A opinião de ...

O Levantamento das Patentes

A propósito do combate à Covid19 surgiram várias vozes a pedir o levantamento das patentes que protegem e defendem a produção exclusiva das vacinas, por parte dos seus inventores e legais detentores dos respetivos direitos.
Na inovação, a propriedade intelectual é a principal matéria prima geradora dos proventos que sustentam os investimentos em pesquisa e desenvolvimento. Na área da biomedicina tem aspetos complexos e característicos que deviam ser devidamente analisados antes de serem proferidas, em espaço público, afirmações que só se entendem que o sejam porque os seus autores desconhecem as verdadeiras consequências, a médio e longo prazo, da implementação das ações que defendem e que, não há dúvida, trariam benefícios no imediato.
Tive o privilégio de visitar, no início deste século, a divisão de patentes do Instituto Pasteur, em Paris e ser elucidado sobre o complexo e, sobretudo, moroso processo de gestão da propriedade intelectual. Apesar do grande portefólio daquele instituto, sobretudo no âmbito de vacinas, é bom referir que apenas uma ínfima parte da sua atividade científica resulta em produtos patenteáveis. Que, mesmo assim, destes, apenas um, em cada dez, em média, chega ao mercado.
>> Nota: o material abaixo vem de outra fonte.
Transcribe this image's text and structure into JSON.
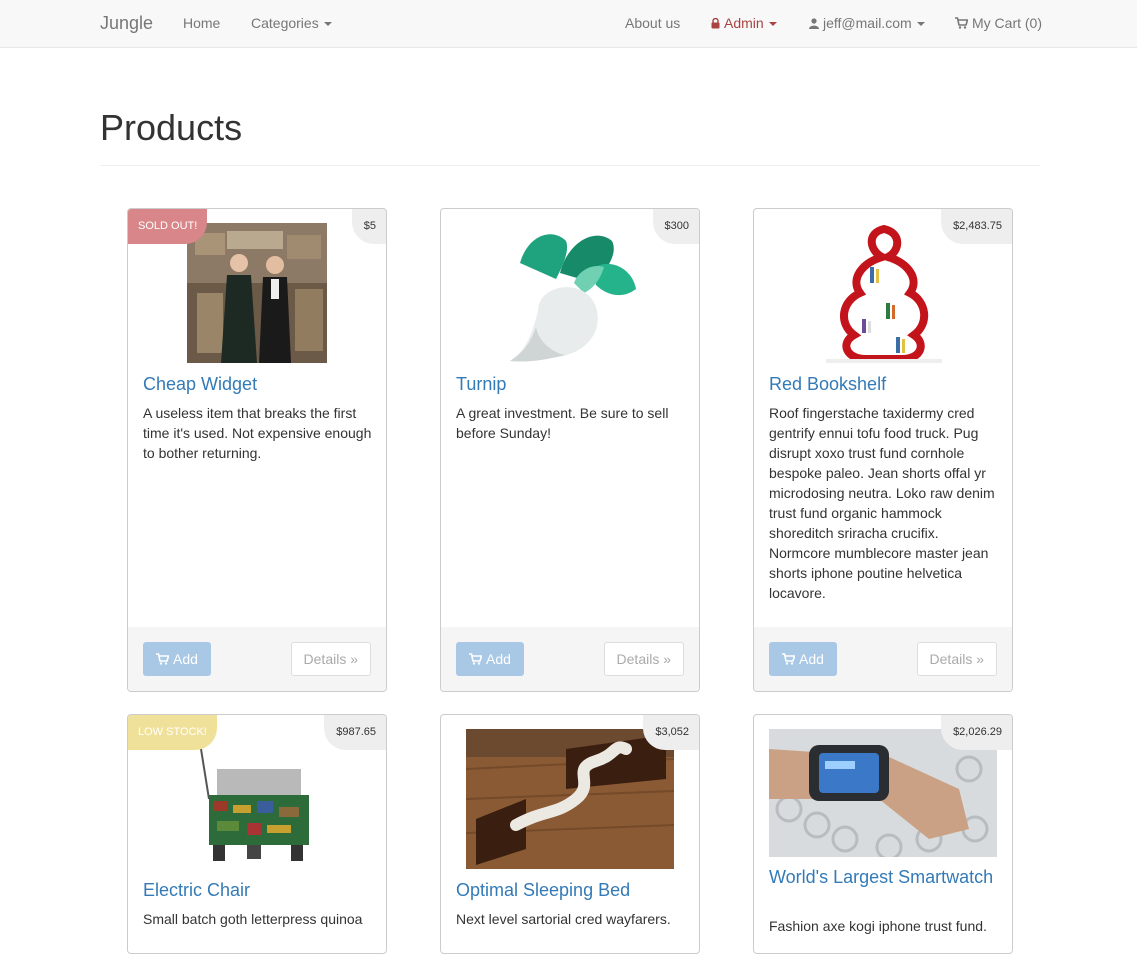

Os restantes noventa por cento constituem custos líquidos, consideráveis (uma patente só se encontra devidamente protegida se for registada e mantida em todos os países do mundo o que implica uma gestão complexa e onerosa) pois não resultam, durante o seu período de validade, em produtos minimamente rentáveis. Felizmente, os restantes dez por cento produzem lucros elevados que compensam os investimentos nos restantes.
Há instituições que, apesar de terem elevada produção científica, não vão além de uma diminuta carteira de patentes porque não havendo nenhuma capaz de gerar uma remuneração aceitável, a sua manutenção acaba por representar um fardo pesado. Este é, pois, um caminho arriscado que apenas continua a ser percorrido, precisamente por prometer uma recompensa sedutora, em caso de sucesso. A BioNtech, que este ano regista lucros assinaláveis, em 2019 teve mais de cinquenta milhões de euros de prejuízo. Por que razão haveria de abdicar desta oportunidade?
Se fosse decretado que quem ganhasse o Euromilhões tinha de abdicar do prémio em favor dos mais desfavorecidos... poderia ser socialmente justo, mas seria a morte da Santa Casa da Misericórdia e do enorme apoio que esta concede a quem dele precisa.
Quem pensa que a quebra das patentes democratizaria a distribuição e aplicação das vacinas, está redondamente enganado, como estava quando, em tempos, defendeu que a coletivização de todos os meios de produção, traria o desenvolvimento a todos, erradicando a pobreza e garantindo o bem estar geral e universal, como ficou provado com a queda da União Soviética.
No caso das vacinas, é, efetivamente, necessário fazê-las chegar a todos os cantos do planeta e garantir custos suportáveis para as nações mais pobres e menos desenvolvidas. Mas é bom que os países mais ricos paguem o preço que o mercado ditar porque essa é a garantia que numa nova pandemia futura haverá, igualmente, acesso a uma vacina, eficaz, em tempo cada vez mais curto.
A projeção internacional da portuguesa Bial só é possível por causa do respeito pela patente que tem sobre um medicamento de combate ao Parkinson. Sem ela seria esmagada pelas multinacinais farmacêuticas!